The second practice is to marry grief and praise. Make a list of some of your biggest losses in your life. Write a little bit about the loss and sing a song of praise for having this person or thing in your life. Express your gratitude. As an example, when I left the commune I lived on after college, I lost my daily connection to land that I loved. So I’d explore that a bit more and then go into how grateful I am for having had the time with that beautiful land and I’d sing my songs of praise to that land, a love song to it.
A third practice is to write a prayer or a lamentation. We traditionally read Lamentations on Tisha B’av. This prayer/lamentation extents extends both our praise and our grief to the more than human world. I hope that this prayer stimulates your own prayers. Feel free to borrow or steal all or part.
I acknowledge and feel all the ancestral pain and trauma of our lives. We were invaded, we were persecuted because we were other. Our Temples were destroyed, our righteous uprising was defeated with Bar Kochba, we were expelled from this country and that, most notably Spain. We were persecuted by the Russians and the Slavs who scapegoated us routinely. We were systematically murdered by the Germans while too much of the world stood by and watched.

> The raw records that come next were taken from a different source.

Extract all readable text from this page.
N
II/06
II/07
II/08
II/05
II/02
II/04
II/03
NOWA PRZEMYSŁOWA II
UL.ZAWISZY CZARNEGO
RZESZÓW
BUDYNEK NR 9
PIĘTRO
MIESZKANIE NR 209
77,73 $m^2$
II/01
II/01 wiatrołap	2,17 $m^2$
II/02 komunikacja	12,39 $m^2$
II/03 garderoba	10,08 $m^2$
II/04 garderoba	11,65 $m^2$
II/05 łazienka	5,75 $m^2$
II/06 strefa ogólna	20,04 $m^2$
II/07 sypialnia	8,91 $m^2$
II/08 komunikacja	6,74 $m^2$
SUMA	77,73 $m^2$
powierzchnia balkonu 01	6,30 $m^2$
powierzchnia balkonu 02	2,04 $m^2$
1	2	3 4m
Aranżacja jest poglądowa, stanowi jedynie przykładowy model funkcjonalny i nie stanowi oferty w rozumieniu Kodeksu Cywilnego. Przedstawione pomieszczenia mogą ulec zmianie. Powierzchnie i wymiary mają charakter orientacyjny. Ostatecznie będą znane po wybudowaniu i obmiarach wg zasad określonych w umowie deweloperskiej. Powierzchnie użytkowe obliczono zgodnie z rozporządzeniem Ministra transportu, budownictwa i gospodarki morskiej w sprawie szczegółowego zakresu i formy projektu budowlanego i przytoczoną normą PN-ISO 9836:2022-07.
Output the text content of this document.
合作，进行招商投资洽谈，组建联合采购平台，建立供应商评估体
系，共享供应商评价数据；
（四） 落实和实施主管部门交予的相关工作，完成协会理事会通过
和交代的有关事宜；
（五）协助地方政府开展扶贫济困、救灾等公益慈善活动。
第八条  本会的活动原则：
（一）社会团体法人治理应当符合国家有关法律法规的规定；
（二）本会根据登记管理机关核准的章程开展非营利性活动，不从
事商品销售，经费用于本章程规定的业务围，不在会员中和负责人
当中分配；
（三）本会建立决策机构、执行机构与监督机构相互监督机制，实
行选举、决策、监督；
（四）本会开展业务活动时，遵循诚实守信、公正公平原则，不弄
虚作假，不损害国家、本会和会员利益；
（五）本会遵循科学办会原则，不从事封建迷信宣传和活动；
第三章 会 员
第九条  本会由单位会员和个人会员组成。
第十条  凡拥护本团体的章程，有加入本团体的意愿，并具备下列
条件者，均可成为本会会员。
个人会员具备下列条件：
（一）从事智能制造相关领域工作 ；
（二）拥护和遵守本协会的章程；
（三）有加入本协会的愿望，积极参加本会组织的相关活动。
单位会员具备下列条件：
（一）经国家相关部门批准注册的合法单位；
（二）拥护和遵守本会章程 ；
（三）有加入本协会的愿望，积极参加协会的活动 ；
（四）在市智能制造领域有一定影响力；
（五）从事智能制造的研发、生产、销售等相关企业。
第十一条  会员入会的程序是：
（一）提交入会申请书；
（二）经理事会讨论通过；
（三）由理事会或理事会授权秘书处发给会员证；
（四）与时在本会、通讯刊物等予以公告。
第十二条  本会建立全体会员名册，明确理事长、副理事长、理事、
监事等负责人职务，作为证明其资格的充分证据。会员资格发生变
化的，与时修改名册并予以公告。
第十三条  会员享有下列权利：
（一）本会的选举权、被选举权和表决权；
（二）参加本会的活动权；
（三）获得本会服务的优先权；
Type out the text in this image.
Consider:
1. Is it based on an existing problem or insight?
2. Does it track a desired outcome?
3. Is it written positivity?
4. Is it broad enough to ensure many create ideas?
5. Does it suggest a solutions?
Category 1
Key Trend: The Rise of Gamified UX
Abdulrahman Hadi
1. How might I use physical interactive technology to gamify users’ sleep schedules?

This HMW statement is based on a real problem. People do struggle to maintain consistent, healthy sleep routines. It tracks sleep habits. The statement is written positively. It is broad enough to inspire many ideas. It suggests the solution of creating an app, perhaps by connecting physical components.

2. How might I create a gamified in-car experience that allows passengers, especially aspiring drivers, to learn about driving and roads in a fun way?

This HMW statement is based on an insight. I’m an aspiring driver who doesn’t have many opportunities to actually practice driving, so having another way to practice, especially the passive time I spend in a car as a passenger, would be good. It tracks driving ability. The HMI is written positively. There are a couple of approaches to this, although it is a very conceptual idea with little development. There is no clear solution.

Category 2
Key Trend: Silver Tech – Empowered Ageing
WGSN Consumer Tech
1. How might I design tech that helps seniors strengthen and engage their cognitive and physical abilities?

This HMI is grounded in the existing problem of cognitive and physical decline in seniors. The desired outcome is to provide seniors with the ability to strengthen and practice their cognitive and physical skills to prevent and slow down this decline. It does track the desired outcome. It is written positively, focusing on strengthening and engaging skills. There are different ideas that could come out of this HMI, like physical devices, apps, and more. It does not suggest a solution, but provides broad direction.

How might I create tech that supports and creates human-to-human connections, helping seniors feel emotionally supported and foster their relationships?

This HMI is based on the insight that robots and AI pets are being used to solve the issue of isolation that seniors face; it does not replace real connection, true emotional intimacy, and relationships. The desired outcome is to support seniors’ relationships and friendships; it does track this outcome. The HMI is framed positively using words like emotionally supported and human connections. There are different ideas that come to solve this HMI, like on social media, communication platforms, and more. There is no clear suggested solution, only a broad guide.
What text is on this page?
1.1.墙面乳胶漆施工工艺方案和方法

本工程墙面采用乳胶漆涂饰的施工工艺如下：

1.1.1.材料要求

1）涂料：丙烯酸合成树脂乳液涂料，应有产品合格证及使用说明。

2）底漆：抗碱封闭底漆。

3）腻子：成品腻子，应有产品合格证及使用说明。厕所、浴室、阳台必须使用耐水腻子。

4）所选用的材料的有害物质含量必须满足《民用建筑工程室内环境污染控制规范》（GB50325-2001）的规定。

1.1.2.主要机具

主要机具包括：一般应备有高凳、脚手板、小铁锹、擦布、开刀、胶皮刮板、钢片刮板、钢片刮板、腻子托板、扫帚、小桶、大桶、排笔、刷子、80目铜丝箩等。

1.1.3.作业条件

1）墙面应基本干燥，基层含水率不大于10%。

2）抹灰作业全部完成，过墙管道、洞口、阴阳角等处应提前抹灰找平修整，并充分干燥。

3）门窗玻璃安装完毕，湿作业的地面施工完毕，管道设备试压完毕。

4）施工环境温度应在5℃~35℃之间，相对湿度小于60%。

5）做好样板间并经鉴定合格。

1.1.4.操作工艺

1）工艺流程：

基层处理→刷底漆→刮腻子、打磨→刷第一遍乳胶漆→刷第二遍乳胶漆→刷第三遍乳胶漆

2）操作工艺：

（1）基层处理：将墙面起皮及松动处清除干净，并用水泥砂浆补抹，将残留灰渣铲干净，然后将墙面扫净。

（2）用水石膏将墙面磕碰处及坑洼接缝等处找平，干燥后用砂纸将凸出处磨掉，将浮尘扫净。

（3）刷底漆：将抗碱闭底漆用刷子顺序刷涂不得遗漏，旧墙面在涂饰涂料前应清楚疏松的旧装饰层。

It is my vow that I limit how much I pass on this ancestral trauma. I can’t completely eliminate it, but I can name it and acknowledge it and not let it fester. I can commit to not perpetrating it on other humans, to not use my ancestral trauma to justify creating ancestral trauma for others, as is currently happening in my ancestral homeland.
I also acknowledge the pain and suffering I am inflicting on multiple species and the more than human world as a whole. Most of those species are completely invisible to me, of course. But I know that my species is killing other species, and this is unacceptable. I vow to live my life in such a way that I cause less harm. I am trapped in a society where we kill others through habitat destruction, through pesticides and fertilizers. I will limit my participation in this destruction as I am capable, and I will grieve our human actions and the results they cause.
I pray that my words and my actions be acceptable and make some kind of difference.